So verfasste der ehemalige konservative Premierminister de Villepin ein Werk über Napoleon. Über die vielen verpassten Chancen seiner „Herrschaft der 100 Tage“ nach seiner Rückkehr aus dem ersten Exil auf der Insel Elba. Alleine den kriegswütigen sowie revanchelüsternen Alliierten England, Preußen, Russland und Österreich sei es zu verdanken, dass die zweite Phase von Napoleons Herrschaft bei Waterloo endete und nicht zu einer glorreichen, glänzenden Zukunft Frankreichs führte, um Europa auf einer zivilisatorisch höheren Ebene in das 19. Jahrhundert zu führen.

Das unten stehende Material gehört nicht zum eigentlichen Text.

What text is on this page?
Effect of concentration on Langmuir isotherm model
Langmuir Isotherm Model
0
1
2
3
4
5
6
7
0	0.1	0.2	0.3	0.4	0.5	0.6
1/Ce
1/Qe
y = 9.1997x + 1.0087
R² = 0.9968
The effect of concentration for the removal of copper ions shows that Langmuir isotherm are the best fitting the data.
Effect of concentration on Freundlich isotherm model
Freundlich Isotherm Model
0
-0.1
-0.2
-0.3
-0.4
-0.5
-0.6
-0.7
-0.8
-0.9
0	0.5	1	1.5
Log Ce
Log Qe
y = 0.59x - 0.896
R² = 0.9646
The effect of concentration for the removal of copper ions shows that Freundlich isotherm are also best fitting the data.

Napoleons Bekundungen Frieden zu wahren und lediglich seine Herrschaft auszubauen, um Frankreichs „Gloire“ wiederherzustellen, fanden in den Kabinetten Londons, Berlins, Wiens und Moskaus keine gutgläubigen Ohren.

Wenn in bestimmten geschichtsbewussten Kreisen Europas die Rede auf Ludwig XIV. bzw. Napoleon kommt, erleiden diese einen Schauder der Vergangenheit. Getragen durch eine streifende Berührung der Muse der Historiographie, Clio.

In diesem Sinne weilte der britische Premierminister Boris Johnson zunächst in Berlin. Er war guten Willens. Er bemühte sogar den unheilvollen Satz von Angela Merkel, der einen wesentlichen Beitrag zum Brexit beigetragen hat: „Wir schaffen das.“ Auf Deutsch! Diesen Satz!  Es wird Brexiteers gegeben haben, die einen kräftigen Schluck nahmen und sich dachten sowie inbrünstig hofften: Verhandlungstaktik.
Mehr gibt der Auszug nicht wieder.